Gary Long is passionate about agriculture but admits the industry is facing many problems.

Long said he grew up on a farm in Sinking Valley and started his business, Long’s Field Service, in 1998.

“When I started, it was unique. There were five others doing this, but they had other jobs. This was my sole income. I saw the changes in agriculture and saw there was a place this would fit in very well,” Long told members of the Blair County Chamber of Commerce Breakfast Club on Thursday at The Casino at Lakemont Park.

Long said finding workers is one of the biggest problems facing today’s farmers.

“We have people coming across the border. They cross the border looking for jobs. They could be legal or illegal, but they are here looking for jobs,” Long said. “In the ag industry, we have people who do not want to work in an orchard or milk cows. Those people come saying they want to work 60 hours, get their money and get out of here.”

“Most of the jobs are not glamorous and are dirty, hard work jobs; people do not want to do that. They are jobs outside in the cold. It is hard finding people willing to get dirty,” said Joseph Diamond, regional organization director for the Pennsylvania Farm Bureau.

Long said a government decision years go to clean up the Chesapeake Bay was not good for farmers.

“The regulations that came down were unbelievable on agriculture. When it was time to clean up, they looked at the ag industry first. They said nitrogen and phosphorus were going into the bay, killing the fish,” Long said. “Before, you could take your manure and put it where it was needed. They regulated manure. Now, you had to test it, and they tell us where and when we are allowed to apply it and keep records. If you have a chicken or a pig or a horse, you need to have a manure management plan. People don’t realize that farmers have to document everything that they do.”

Soil erosion controls also have become a burden.

“You need to make sure grounds are covered. You need to plant cover crops. You have to stay a certain distance from stream banks if you are hauling a load of manure,” Long said. “These things needed to be done, but the problem was we had to use our own money. The government gave us very little money to do this. The little farmer is burdened to make a living with all of these regulations.”

Long also discussed how technology has impacted agriculture.

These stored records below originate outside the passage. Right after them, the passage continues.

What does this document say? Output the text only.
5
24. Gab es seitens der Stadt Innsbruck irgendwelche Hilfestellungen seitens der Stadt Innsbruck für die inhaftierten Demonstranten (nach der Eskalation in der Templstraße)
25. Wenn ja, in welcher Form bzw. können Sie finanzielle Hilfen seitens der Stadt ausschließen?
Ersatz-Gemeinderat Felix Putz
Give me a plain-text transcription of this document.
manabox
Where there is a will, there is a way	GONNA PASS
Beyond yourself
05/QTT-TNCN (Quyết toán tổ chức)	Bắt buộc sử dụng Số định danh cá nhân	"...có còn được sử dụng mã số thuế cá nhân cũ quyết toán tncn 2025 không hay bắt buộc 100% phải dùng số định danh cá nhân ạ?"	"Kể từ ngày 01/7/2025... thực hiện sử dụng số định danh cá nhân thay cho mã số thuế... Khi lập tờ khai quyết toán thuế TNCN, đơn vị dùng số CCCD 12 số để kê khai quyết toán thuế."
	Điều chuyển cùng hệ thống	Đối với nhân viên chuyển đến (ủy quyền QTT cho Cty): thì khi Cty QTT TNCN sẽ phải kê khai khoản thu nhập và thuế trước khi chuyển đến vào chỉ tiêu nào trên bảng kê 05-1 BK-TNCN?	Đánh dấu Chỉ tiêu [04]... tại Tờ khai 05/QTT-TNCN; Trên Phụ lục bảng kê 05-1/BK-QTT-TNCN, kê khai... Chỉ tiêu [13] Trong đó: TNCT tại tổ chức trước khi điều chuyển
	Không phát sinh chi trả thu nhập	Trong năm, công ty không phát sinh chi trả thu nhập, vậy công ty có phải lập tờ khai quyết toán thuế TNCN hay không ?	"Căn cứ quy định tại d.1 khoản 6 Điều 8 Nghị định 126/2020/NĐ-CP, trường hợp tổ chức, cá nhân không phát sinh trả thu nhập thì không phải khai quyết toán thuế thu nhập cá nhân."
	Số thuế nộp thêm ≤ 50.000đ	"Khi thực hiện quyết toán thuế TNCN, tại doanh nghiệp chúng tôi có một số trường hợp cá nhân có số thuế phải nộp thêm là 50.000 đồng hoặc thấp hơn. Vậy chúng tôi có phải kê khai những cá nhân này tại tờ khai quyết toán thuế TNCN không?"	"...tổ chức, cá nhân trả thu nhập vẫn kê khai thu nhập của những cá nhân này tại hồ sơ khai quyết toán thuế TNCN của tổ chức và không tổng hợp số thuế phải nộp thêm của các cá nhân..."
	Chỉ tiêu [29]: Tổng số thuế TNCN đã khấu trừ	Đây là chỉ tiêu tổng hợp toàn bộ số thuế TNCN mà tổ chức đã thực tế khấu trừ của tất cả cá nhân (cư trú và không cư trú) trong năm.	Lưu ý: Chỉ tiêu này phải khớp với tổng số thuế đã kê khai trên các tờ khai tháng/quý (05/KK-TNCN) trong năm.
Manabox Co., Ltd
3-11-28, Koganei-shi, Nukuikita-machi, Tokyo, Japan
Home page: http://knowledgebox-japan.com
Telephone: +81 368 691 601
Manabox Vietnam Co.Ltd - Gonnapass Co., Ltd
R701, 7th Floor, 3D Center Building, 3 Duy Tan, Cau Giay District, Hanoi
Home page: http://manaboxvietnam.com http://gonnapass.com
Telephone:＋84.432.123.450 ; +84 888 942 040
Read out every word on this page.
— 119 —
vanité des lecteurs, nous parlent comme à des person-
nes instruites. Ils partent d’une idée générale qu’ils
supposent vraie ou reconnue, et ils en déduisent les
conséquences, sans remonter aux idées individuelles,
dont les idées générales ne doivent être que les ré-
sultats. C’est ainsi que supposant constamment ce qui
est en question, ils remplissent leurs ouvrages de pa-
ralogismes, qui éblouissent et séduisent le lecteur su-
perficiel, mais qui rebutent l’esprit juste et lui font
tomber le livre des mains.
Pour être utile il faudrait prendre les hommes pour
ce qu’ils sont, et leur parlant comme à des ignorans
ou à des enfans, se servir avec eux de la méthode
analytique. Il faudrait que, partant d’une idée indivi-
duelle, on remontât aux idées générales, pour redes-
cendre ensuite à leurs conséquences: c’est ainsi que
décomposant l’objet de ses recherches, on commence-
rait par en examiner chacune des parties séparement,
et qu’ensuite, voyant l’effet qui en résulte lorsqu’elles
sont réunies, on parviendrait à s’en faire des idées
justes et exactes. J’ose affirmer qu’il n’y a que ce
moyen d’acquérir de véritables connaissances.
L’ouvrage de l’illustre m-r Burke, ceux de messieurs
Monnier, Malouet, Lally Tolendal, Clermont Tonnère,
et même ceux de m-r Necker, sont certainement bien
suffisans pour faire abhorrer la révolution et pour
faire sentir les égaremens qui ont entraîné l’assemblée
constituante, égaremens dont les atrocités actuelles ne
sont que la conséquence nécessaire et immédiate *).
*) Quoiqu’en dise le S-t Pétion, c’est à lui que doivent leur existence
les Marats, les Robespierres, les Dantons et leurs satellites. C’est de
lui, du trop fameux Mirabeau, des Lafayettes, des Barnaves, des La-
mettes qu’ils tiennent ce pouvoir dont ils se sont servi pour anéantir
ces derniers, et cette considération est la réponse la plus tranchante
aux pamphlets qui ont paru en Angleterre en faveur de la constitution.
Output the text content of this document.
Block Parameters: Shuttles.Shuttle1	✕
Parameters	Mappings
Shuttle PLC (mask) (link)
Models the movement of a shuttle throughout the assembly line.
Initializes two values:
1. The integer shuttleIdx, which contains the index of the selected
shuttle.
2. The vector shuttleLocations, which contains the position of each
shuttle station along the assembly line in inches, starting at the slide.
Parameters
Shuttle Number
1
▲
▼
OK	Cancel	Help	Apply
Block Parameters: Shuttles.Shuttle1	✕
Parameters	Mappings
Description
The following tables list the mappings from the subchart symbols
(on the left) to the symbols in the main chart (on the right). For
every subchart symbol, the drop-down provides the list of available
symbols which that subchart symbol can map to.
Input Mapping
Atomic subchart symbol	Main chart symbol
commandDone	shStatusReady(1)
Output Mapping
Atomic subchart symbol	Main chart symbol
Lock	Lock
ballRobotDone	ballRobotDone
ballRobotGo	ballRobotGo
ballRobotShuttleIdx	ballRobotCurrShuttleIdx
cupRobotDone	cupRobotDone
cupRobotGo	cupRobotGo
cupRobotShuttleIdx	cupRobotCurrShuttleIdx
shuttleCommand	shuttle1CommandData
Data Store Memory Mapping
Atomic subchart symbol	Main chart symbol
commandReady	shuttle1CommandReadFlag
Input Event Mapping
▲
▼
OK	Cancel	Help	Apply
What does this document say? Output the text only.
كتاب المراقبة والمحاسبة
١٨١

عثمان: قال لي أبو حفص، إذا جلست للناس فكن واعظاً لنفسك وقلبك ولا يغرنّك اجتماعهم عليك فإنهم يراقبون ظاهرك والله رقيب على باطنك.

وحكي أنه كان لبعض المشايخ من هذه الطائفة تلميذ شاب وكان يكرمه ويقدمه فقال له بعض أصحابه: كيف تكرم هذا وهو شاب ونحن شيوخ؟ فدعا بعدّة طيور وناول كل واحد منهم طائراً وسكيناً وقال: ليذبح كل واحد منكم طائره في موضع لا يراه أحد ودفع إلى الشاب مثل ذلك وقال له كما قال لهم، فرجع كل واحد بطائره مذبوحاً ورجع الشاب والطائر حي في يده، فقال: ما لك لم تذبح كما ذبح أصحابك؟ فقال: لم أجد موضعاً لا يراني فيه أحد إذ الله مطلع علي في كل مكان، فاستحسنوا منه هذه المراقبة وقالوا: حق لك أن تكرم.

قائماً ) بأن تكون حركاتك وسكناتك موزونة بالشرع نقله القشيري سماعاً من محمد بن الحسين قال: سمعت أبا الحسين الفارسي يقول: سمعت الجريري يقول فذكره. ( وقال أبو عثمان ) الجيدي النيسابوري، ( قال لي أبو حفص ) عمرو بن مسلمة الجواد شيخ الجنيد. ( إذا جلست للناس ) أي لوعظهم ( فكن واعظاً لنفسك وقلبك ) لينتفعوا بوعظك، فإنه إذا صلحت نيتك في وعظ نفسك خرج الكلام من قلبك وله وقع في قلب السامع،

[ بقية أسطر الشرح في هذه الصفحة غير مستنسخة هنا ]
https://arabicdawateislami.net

“We have robots milking cows. We have equipment that can check nitrogen levels, look for weeds and tell us if fields need to be fertilized. I own a combine and a tractor. I have a combine smart enough to go down through a field and tell the tractor it is full. It is pretty wild what can be done,” Long said. “If I had a smart phone, I could run a planter and combine from my cellphone. The technology we have today is unreal.”